A Quick Interview with Christopher Simmons
Posted in: Books
Examining some possible layouts.
We recently received news from long-time Grain Edit friends, MINE™, about their new book in the works, tentatively titled The Good Design Book. This book is aimed at those with a critical eye and an interest in how design can affect the greater good.
Combining essays from designers as well as showcasing approximately 70 projects, the book takes a current look this expanding movement, and offers resources for those looking to get involved.
You can get a glimpse into the making, writing, and designing processes of the book over at The Good Design Book Blog.
Amidst a busy schedule, Christopher Simmons was able to answer a few questions for us about the book. On to the interview!
You talk about design that is “problem seeking,” and that addresses critical causes. How do you define “Good Design”?
“Problem Seeking” is an idea that Brian Collins and I talked about following a trip to Alabama. He actually coined the term. Traditionally, designers have been taught and told that they are problem solvers. That’s a valid definition but one that generally presupposes that the designer is first presented with a problem which they are then asked to solve. Problem seeking allows the designer to decide for themselves what the issue is, and then apply their talents to some creative solution.
As for “Good Design” I frequently come back to the definition of design proffered by Charles Eames: “Design is a plan for arranging elements to achieve a particular purpose.” If you break that down, it contains 5 equal parts: the plan (strategy), the arrangement (layout or formalism), the elements (content), the achievement (result) and the purpose (the goal). Good design can therefore be thought of as design based on a good strategy and which features a good arrangement of good content for a good purpose. And of course it needs to yield good results. The goodness the purpose is where we’re placing the weigh of our evaluation for this book.
Are there any special requirements or skill sets needed to become “Good Designers”?
As a footnote to the above, our designer (Tim) suggested recently that the act of creating is missing from the Eames definition. I always assumed that to be implicit. Creation is central to our craft. With creation comes authenticity. Add to that a clarity of purpose and a genuine interest in making things — almost anything really — better, and you’re well on your way to being a “good” designer.
Having a blog to document the book writing, designing, and making processes is great. It gets people involved from an early stage, and keeps the whole thing transparent.
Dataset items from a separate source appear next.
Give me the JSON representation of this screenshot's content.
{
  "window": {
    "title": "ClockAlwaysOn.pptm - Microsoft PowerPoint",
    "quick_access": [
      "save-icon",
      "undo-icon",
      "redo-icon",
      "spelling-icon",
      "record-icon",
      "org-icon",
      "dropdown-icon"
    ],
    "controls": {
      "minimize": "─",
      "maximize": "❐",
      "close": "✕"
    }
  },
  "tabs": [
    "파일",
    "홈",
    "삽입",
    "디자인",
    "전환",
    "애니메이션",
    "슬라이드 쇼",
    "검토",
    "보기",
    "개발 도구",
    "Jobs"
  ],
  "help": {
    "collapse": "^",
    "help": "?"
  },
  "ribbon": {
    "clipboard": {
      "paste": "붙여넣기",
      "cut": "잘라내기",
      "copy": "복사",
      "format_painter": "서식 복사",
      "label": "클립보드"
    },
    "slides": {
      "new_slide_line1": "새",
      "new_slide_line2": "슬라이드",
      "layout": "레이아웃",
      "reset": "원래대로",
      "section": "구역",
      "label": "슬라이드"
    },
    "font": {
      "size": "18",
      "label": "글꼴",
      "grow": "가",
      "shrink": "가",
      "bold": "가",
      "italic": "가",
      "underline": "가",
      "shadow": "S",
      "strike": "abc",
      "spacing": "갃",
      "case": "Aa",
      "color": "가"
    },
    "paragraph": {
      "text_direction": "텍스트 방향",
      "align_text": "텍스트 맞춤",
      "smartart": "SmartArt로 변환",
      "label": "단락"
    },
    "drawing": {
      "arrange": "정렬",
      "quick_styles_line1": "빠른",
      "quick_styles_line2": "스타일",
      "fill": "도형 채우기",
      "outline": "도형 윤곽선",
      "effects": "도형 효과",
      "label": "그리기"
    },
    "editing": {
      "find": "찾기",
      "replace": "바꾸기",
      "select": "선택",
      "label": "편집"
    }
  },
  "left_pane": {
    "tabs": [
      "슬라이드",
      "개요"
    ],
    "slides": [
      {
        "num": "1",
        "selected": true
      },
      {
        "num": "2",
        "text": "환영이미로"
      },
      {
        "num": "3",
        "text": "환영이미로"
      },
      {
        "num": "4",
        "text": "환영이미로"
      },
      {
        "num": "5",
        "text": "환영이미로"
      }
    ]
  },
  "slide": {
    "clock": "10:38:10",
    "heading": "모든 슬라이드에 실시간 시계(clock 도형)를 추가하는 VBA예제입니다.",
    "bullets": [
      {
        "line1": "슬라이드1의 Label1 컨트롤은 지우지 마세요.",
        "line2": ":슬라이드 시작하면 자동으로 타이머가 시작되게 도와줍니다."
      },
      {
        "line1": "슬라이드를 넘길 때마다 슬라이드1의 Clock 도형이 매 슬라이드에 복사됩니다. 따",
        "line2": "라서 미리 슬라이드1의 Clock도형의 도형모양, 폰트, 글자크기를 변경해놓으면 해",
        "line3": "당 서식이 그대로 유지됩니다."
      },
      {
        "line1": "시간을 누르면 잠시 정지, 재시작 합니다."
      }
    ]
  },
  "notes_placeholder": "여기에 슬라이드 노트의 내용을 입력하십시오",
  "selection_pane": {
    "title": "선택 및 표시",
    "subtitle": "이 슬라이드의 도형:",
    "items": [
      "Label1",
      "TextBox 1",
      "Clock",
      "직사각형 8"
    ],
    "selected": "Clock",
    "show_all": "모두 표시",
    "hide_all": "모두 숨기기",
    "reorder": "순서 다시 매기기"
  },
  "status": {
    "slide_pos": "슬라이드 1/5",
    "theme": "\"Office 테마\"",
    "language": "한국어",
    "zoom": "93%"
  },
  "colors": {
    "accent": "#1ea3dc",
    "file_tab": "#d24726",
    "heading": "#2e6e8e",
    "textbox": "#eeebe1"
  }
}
How has the reception been so far?
Thanks. We’re getting decent traffic (about 4,000 unique visitors since we launched it a couple of weeks ago. There haven’t been any comments on the blog, but people have been emailing us with questions and ideas, and physical entries are starting to trickle in too. I’m really excited about documenting the process of planning, designing and writing the book, and sharing that with anyone who’s interested. So far I think people are into it, and blogs like yours, DESIGN21, Speakup and others have been generous with their support. As the blog and the book evolve I hope we can use it to share resources and ideas with people, not just information.
Is everything super top secret, or are there any exciting submissions you can talk about?
We’ll be dropping some hints about the submissions when that’s appropriate. We only have a handful now, but I know from past experiences that most of the work will come flooding in at the deadline. I did a book for Rockport a few years back and I think we literally received 300 FedEx boxes the day of the deadline (and about 300 the day after too). Of the stuff that’s come in, some of it is from some pretty well known folks, but good work can come from anywhere and we’re looking forward to seeing what amazing things people
are up to everywhere. I’m also reaching out to specific designers, clients and projects.